A trip like this is not like gassing up the station wagon and hitting the highway.
The course includes three check-in points along the way. Between here and there, we have open water and the Gulf of Mexico, various rivers and marked channels, mangrove islands, the Intracoastal Waterway. Plus, in this race, there are no rules against -- say -- cutting a corner and yanking the boat over shallow spots on foot, if need be.
As with so many human endeavors, it's best to think about the options early: if it's dark and stormy and something (knock wood) goes bang, it's good to know already where to bolt to make repairs or take shelter.
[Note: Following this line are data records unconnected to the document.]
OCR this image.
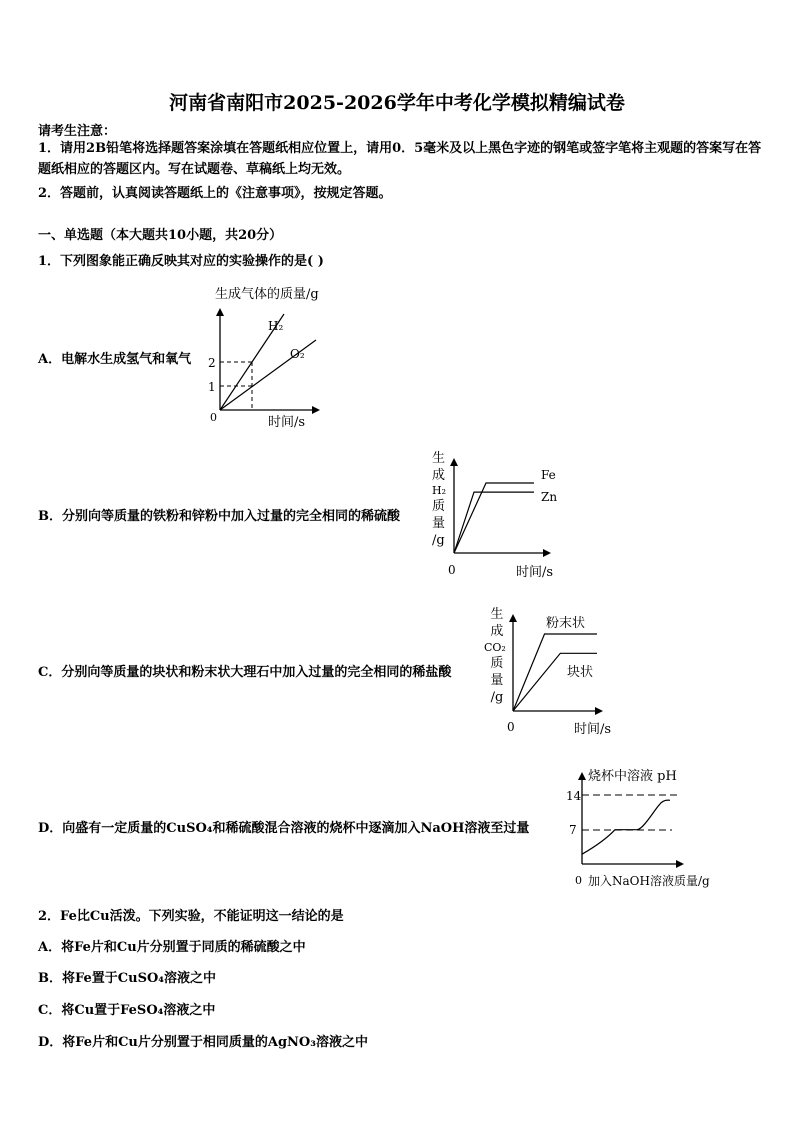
河南省南阳市2025-2026学年中考化学模拟精编试卷
请考生注意：
1．请用2B铅笔将选择题答案涂填在答题纸相应位置上，请用0．5毫米及以上黑色字迹的钢笔或签字笔将主观题的答案写在答题纸相应的答题区内。写在试题卷、草稿纸上均无效。
2．答题前，认真阅读答题纸上的《注意事项》，按规定答题。
一、单选题（本大题共10小题，共20分）
1．下列图象能正确反映其对应的实验操作的是( )
A．电解水生成氢气和氧气
生成气体的质量/g
H₂
O₂
2
1
0	时间/s
B．分别向等质量的铁粉和锌粉中加入过量的完全相同的稀硫酸
生 成 H₂ 质 量 /g
Fe
Zn
0	时间/s
C．分别向等质量的块状和粉末状大理石中加入过量的完全相同的稀盐酸
生 成 CO₂ 质 量 /g
粉末状
块状
0	时间/s
D．向盛有一定质量的CuSO₄和稀硫酸混合溶液的烧杯中逐滴加入NaOH溶液至过量
烧杯中溶液 pH
14
7
0 加入NaOH溶液质量/g
2．Fe比Cu活泼。下列实验，不能证明这一结论的是
A．将Fe片和Cu片分别置于同质的稀硫酸之中
B．将Fe置于CuSO₄溶液之中
C．将Cu置于FeSO₄溶液之中
D．将Fe片和Cu片分别置于相同质量的AgNO₃溶液之中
Far better to have already figured out that Tin Can channel is not recommended in certain wind conditions than to try to figure it out in the middle of the night. With the wind in the unfavored quarter.
To that end, taking advantage of Moresailesed being in town, TwoBeers and Moresailesed got together recently to test the boat and to meet with Jarhead.
With an amber FatTire close to hand, Jarhead walked an attentive group of sailors through his main navigation points. As he talked, the crowd built. Nothing speaks to sailors like experience, especially about something as tricky as nighttime, sleep-deprived navigation.
My pages of notes include things like this: "Hug the shore to the lights on Chokoloskee Bay. Head for the lights, not the dark." And: "It's very tough to tack in the channel on an Easterly. Here's a thing to remember: if you are going to go aground, get stuck on the upwind side of the channel."
And, yes, we resolved to squeeze in a few more reconnaissance trips to Florida Bay before that March 1st starting line.